Лондон показался ему нестерпимо скучным и унылым. Он нигде не был, зашел лишь к леди Гленэлвон и обрадовался, услыхав, что она еще в Эксмондеме. Он весьма уповал на влияние этой королевы светского общества на его мать, которую, он знал, труднее будет уговорить, чем сэра Питера. Он не сомневался, что привлечет на свою сторону эту расположенную к нему благожелательную и добросердечную королеву.
Глава VIII
Прошло около трех недель с тех пор, как общество, приглашенное сэром Питером и леди Чиллингли, собралось в Эксмондеме, и теперь оно все еще было там, хотя гости в деревенской усадьбе редко способны вынести скучного хозяина более трех дней. Мистер Майверс не превысил этого общепринятого предела. Наблюдая взаимоотношения молодого Гордона с Сесилией, он убедился, что не было причины пугать сэра Питера и заставлять достойного баронета сожалеть о приглашении, сделанном этому умнейшему родственнику. Для всех гостей Эксмондем имел свое очарование.

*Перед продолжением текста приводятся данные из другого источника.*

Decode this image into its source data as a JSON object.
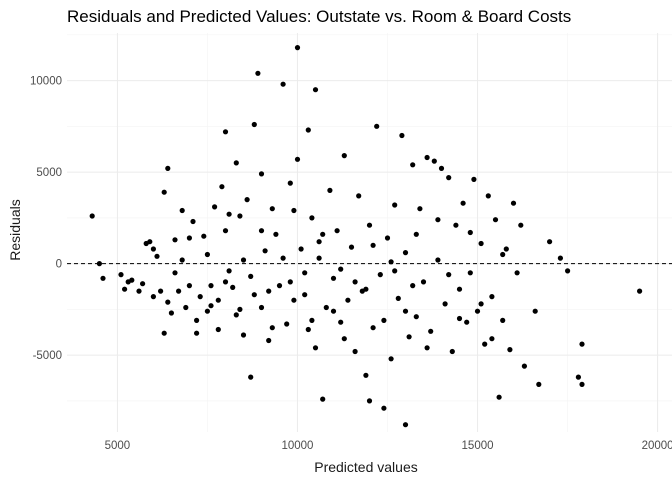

Для леди Гленэлвон – потому, что она нашла в хозяйке самого близкого друга своей молодости, и потому, что ей приятно было наблюдать, как Сесилия радуется месту, полному воспоминаний о человеке, которого леди Гленэлвон надеялась видеть ее спутником жизни. Для Гордона Чиллингли – потому, что он не мог найти более благоприятного случая для своих временно искусно скрываемых притязаний на руку и сердце богатой наследницы.
Что касается самой наследницы, то нет нужды объяснять, чем привлекал ее Эксмондем.
Леопольд Трэверс, безусловно, меньше других поддавался очарованию Эксмондема, но и он охотно остался бы здесь подольше. Его деятельный ум находил развлечение в том, чтобы, гуляя по имению, которое по своим размерам могло бы приносить гораздо больший доход, чем извлекал из него сэр Питер, поучать его, указывая на устарелые сельскохозяйственные методы, применяемые арендаторами с ведома этого добродушного землевладельца, а также на излишек рабочих по обслуживанию имения, например плотников, пильщиков, дровосеков, каменщиков и кузнецов.